Allahuyarham KH Maimun Zubair pernah mengatakan bahwa, “Berpuasalah pada tanggal 1 sampai 10 Rajab, kalau gak mampu 10 hari ya ambil tanggal 1 atau tanggal 10-nya. Karena pada malam tanggal 10 bulan Rajab tersebut hari diturunkannya Nur Muhammad Saw pada rahim Sayyidah Aminah.”
Salah satu catatan Syekh Yusuf bin Isma’il an-Nabhani dalam kitabnya, Al-Anwârul Muḥamadiyah (yang disarikan dari kitab Mawâhibul Laddûniyah), menjelaskan bahwa ketika hendak menitipkan Nabi Muhammad dalam rahim Siti Aminah pada malam Jumat di bulan Rajab, Allah swt memerintahkan Malaikat Ridwan (malaikat penjaga pintu surga) untuk membuka pintu Surga Firdaus sebagai bentuk penghormatan.
Saat itu pula, terdengar seruan malaikat yang menggema di langit dan bumi:
“Perhatian, sesungguhnya cahaya suci yang sejatinya adalah Nabi Muhammad, pada malam ini sudah berada dalam rahim Aminah. Muhammad adalah sosok yang mempunyai akhlak mulia yang sempurna dan diutus sebagai pembawa kabar gembira sekaligus peringatan.” (Yusuf bin Isma’il an-Nabhani, Al-Anwârul Muḥamadiyah, [Beirut: Darul Kutub al-Ilmiyah, 1997], h. 15).
Para ulama sendiri berselisih pendapat terkait kapan janin Nabi Muhammad mulai dikandung oleh Aminah. Namun jika merujuk pendapat ulama yang mengatakan Nabi lahir pada bulan Rabi’ul Awwal, maka jelas Nabi berada dalam kandungan ibunya selama sembilan bulan, dimulai dari Rajab. Menurut Syekh Az-Zurqani dalam Syarah Mawâhibul Laddûniyah, pendapat ini sahih. (Az-Zurqani, Syarah Al-Mawahibul Ladduniyah, [Maktabah Syamilah Online], juz I, h. 257).
Dalam hadits Ibnu Ishaq dijelaskan, Siti Aminah pernah menceritakan kisah saat dirinya sedang mengandung janin Nabi Muhammad. Ada suara tanpa rupa yang berkata padanya, “Sungguh engkau sedang mengandung seorang pemimpin umat.”

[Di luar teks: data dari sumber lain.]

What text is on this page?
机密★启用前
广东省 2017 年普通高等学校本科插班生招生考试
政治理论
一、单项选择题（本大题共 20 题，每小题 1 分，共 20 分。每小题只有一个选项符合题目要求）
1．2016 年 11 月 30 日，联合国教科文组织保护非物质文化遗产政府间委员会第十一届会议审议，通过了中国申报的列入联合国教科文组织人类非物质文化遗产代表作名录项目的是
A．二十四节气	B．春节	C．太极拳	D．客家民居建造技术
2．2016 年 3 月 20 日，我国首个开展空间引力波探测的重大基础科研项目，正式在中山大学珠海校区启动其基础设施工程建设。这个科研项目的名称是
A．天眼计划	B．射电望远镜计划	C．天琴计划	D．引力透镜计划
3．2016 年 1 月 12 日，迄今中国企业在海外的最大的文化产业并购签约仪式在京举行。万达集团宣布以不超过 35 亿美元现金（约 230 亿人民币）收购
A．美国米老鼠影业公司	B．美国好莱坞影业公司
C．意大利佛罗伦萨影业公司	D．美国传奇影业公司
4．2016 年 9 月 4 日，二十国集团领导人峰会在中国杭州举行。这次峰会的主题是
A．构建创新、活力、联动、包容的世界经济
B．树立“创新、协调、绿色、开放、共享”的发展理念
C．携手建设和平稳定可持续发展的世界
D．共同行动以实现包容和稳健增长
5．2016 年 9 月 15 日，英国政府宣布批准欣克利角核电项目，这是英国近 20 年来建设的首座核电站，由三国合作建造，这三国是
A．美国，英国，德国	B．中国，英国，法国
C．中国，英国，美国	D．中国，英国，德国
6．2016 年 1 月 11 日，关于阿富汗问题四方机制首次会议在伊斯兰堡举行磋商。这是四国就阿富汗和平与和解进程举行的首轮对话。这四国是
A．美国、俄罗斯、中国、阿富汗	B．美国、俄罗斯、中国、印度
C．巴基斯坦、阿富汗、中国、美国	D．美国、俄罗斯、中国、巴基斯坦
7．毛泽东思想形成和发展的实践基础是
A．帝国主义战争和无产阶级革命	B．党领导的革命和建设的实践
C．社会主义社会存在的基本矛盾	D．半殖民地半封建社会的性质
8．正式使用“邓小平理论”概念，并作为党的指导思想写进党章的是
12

Lantas Aminah menimpali, “Aku tidak merasa bahwa diriku sedang hamil, juga tidak merasakan berat sebagaimana yang dirasakan oleh wanita hamil pada umumnya. Hanya saja, aku merasa janggal karena aku tidak mengalami datang bulan (salah satu ciri-ciri wanita hamil).” (Yusuf bin Isma’il an-Nabhani, h. 15).
Cahaya Kenabian Muhammad dari Nabi Adam as
Cahaya kenabian Nabi Muhammad Saw sebelum disimpan di rahim Aminah sudah Allah turunkan dan disimpan pada Nabi Adam as, lalu terus berpindah-pindah hingga terakhir pada wanita suci Sayyidah Aminah.
Dikisahkan, begitu Allah swt menciptakan Siti Hawa untuk menjadi pendamping Nabi Adam, keduanya pun menjalin hubungan hingga memiliki beberapa keturunan. Berkaitan dengan nur Muhammad, Nabi Adam sudah berwasiat kepada anaknya agar tidak sembarangan memberikan nur tersebut kecuali pada wanita suci.
Hingga kemudian nur itu berpindah kepada Nabi Syits, salah satu putra Adam. Syits pun berwasiat kepada putranya agar nur tidak diberikan kepada wanita sembarangan. Wasiat ini terus terjaga dari satu generasi ke generasi berikutnya, hingga nur tersebut sampai ke Abdul Muthalib dan turun ke anaknya, Abdullah. Selama itu pula, Allah swt menjaga nasab Nabi Muhammad agar tetap suci, sehingga tidak ada satu pun nenek moyang Nabi yang melakukan hubungan di luar pernikahan yang sah.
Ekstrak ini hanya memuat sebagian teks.